The council’s 15-member South Sudan sanctions committee operates by consensus, so if there are no objections by 3 p.m. EDT on Wednesday, a global travel ban and asset freeze will be imposed. Britain and France co-sponsored the proposal.
According to the proposal, seen by Reuters on Friday, the government leaders targeted are: Major-General Marial Chanuong Yol Mangok, commander of President Salva Kiir’s guard unit; sector one commander Lieutenant-General Gabriel Jok Riak; and third division commander Major-General Santino Deng Wol.
On the rebel side, the men named are: Major-General Simon Gatwech Dual, chief of general staff for the opposition forces; Major-General James Koang Chuol, commander of the opposition special division; and Major-General Peter Gadet, the deputy chief of staff of operations for the oppositions forces.
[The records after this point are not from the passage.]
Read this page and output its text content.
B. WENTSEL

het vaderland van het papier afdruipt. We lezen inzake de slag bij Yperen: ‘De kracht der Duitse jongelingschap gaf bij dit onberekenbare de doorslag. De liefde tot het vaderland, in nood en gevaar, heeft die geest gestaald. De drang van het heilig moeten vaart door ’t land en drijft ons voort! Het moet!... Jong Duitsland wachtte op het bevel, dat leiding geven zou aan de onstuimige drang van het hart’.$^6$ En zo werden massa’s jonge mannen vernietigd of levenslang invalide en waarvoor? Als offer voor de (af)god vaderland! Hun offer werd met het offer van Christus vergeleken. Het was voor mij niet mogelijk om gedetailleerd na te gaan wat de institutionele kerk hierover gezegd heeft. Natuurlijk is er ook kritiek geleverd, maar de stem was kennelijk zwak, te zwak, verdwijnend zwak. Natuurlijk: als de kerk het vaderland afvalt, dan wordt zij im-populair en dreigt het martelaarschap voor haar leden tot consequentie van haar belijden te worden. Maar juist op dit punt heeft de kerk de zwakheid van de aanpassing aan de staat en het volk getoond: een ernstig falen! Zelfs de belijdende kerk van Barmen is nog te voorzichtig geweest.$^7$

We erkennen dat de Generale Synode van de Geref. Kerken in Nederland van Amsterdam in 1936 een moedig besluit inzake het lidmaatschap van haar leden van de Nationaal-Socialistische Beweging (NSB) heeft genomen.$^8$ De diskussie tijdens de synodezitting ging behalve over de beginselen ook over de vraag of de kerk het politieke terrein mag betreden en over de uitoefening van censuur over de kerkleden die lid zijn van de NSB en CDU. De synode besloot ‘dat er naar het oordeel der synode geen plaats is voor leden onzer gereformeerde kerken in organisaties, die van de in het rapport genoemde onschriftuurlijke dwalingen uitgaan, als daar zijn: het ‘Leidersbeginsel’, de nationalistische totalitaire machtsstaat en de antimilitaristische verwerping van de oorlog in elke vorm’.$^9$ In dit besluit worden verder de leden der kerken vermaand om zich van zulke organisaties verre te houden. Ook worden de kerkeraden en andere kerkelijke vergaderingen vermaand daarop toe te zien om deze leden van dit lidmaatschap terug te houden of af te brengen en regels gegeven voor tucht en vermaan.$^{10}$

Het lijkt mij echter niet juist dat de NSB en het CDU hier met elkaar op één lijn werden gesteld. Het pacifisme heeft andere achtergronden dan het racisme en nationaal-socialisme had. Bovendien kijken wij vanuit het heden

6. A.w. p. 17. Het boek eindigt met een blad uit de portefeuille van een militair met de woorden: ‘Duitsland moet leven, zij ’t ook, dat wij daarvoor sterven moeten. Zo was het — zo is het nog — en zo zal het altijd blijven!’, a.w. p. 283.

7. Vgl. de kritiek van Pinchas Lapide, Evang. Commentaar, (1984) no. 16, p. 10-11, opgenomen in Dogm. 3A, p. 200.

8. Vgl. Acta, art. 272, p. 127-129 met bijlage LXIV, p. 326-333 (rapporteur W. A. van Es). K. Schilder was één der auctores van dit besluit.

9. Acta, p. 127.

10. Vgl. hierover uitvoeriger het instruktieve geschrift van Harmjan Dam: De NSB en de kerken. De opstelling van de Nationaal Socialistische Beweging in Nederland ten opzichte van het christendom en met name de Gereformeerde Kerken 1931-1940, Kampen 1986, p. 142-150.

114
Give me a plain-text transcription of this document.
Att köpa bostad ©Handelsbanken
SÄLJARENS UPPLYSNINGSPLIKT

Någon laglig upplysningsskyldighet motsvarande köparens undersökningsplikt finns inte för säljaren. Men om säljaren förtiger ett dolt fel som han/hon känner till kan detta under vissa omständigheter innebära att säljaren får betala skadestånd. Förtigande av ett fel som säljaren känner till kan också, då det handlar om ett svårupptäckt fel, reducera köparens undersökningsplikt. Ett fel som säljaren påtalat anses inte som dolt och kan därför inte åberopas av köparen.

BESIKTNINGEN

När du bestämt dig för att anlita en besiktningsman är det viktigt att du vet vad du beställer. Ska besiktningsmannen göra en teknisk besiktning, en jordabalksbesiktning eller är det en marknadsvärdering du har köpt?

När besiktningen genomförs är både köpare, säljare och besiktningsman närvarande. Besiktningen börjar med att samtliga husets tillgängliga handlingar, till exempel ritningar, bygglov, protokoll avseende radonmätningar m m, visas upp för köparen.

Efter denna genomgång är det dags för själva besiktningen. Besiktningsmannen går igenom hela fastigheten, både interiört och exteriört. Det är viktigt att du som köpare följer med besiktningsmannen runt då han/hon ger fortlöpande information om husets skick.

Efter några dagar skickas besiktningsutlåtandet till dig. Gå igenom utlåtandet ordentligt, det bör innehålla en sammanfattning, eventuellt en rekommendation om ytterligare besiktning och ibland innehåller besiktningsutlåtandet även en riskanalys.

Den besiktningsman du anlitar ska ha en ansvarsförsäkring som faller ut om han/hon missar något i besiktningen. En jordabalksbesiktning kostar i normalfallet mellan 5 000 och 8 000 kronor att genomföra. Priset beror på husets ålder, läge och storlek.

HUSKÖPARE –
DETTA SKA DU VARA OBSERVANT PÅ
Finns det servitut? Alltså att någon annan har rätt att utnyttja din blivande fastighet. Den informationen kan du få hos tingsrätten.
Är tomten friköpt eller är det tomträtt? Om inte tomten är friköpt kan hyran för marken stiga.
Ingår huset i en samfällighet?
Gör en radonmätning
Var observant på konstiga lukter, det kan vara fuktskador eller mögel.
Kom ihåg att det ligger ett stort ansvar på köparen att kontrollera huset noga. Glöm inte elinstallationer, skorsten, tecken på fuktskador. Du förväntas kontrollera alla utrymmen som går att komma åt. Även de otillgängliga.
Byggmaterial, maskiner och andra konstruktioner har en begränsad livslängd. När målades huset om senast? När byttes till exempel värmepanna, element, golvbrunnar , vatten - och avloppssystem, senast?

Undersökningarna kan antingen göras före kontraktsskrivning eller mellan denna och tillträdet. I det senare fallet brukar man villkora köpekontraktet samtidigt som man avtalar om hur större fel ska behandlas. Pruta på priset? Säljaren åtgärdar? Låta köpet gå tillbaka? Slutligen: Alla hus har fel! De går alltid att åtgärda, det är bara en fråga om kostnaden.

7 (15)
South Sudan plunged into civil war in December 2013 when a political crisis sparked fighting between forces loyal to Kiir and rebels allied with his former deputy Riek Machar. The conflict has reopened ethnic fault lines that pit Kiir’s Dinka people against Machar’s ethnic Nuer forces.
Several ceasefires have been agreed but broken. Talks to try to end the conflict in the world’s youngest country, which seceded from Sudan in 2011, are set to resume in mid-July.
In the sanctions listing proposal, government commander Chanuong is accused of leading “the slaughter of Nuer civilians in and around Juba, many who were buried in mass graves.” One grave was purported to contain 200 to 300 civilians.
Rebel commander Gadet’s forces are accused of targeting “civilians, including women, in April 2014 during an assault on Bentiu, including targeted killings on the basis of ethnicity.”
The Security Council has long threatened to blacklist anyone undermining security or interfering with the peace process in South Sudan. Kiir said in March that the threat of international sanctions would not keep him from retaliating against his rival.
The United States and the European Union have already imposed sanctions on some rival commanders.
The United States supported Kiir until it lost confidence in 2013. Washington hoped he could oversee a stable, oil-producing, majority Christian state allied to the West in contrast to neighboring Muslim-led Sudan, which is hostile to Washington.
Thousands have been killed and hundreds of thousands displaced in the fighting.